As happened in the last few years, the eduGAIN Security Team run a challenge to assess a critical part of the eduGAIN communication infrastructure: the security contacts of the eduGAIN Participants (where available). The security contacts email addresses has been retrieved from the eduGAIN Database using the APIs published on the technical site. The procedere used to collect the email addresses is available on the GEANT gitlab:

https://gitlab.geant.org/edugain/edugain-contacts/-/blob/master/identity_federations_security_contacts.py

The security contacts stored in the eduGAIN Database can also be browsed on the Member Federations page:

https://technical.edugain.org/status

Participants

In the eduGAIN Communication Challenge 2022-12, 47 eduGAIN Participants have been challenged:

AAF

AAI-EDUHR

ACONET

AZSCINET

BELNET

BIF

CAF

CAFE

CARSI

CYNET-IF

DFN-AAI

EDUID-AFRICA

EDUID-CZ

EDUID-HU

EDUID-NG

FENIX

FER

GAKUNIN

GRNET

HAKA

IDEM

INCOMMON

IRFED

LEAF

LITNET-FEDI

LK-LIAF

OMREN

PIONIER-ID

RAFIKI

RCTSAAI

RIF

ROEDUNETID

SA-MIF

SAFEID

SAFIRE

SIF

SIFULAN

SIR

SURFCONEXT

SWAMID

SWITCHAAI

TAAT

THAILDF

TIGERFED

TUAKIRI

UK-FEDERATION

WAYF

eduGAIN participants that didn't communicate their security contacts were excluded from the challenge.

Challenge timeline

2022-12-07T00:00:00+01 (YYYY-MM-DDTHH:MM:SS, time is UTC) - Start of the challenge.
2021-12-11T00:00:00+01 - End of the challenge.
2021-12-13 - Public report available (this wiki page).

What was assessed

Besides the validity of the available contact addresses also the reaction time was measured.

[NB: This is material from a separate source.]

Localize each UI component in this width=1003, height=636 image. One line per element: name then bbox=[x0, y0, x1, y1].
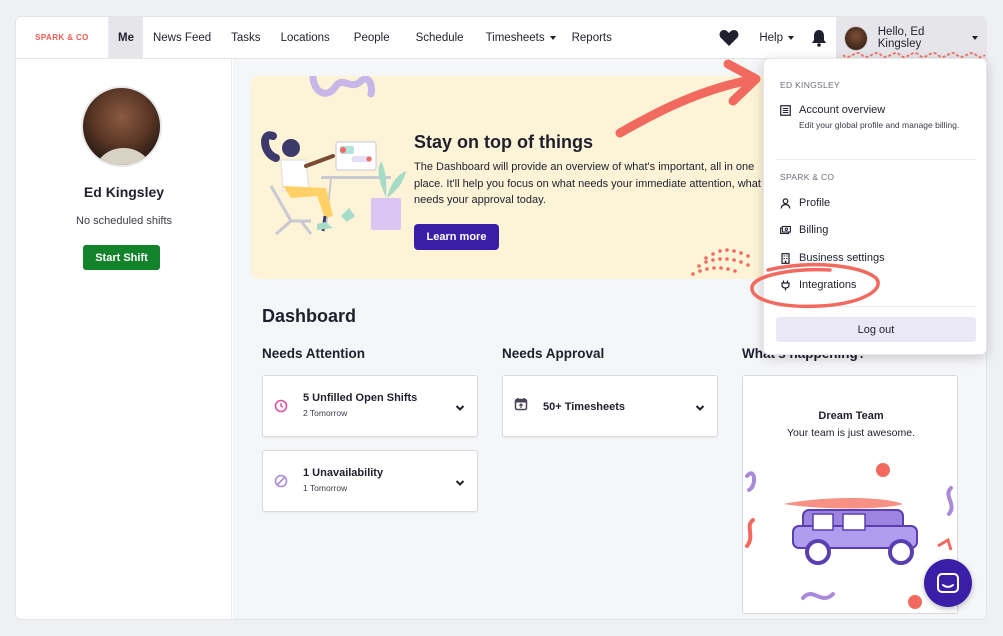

This information was collected to be used as input for a later discussion on response times. The community would need to define target reaction times, which are regarded to be useful to be used in security incident coordination situations.

Results

Validity of the contact addresses

Assuming that all contacted participants received the challenge e-mail and understood what action was expected from them, we have a 81% success rate. In absolute numbers, 38 participants out of 47 have reacted within the challenge time frame (5 days). This results are in line with the 2021 Communication Challenge.

Reaction times

The graph above shows that the all reactions were recorded within 120 hours, with the majority within approximately 15 hours. Given that almost all time zones were covered in this global exercise the reaction times are very good and indicate that the security contact addresses of the participants are also monitored during out-of-office hours.

Follow Up

The participants that have not reacted to the challenge will be contacted by the eduGAIN support via alternative channels and a solution for the communication issues will be implemented and tested.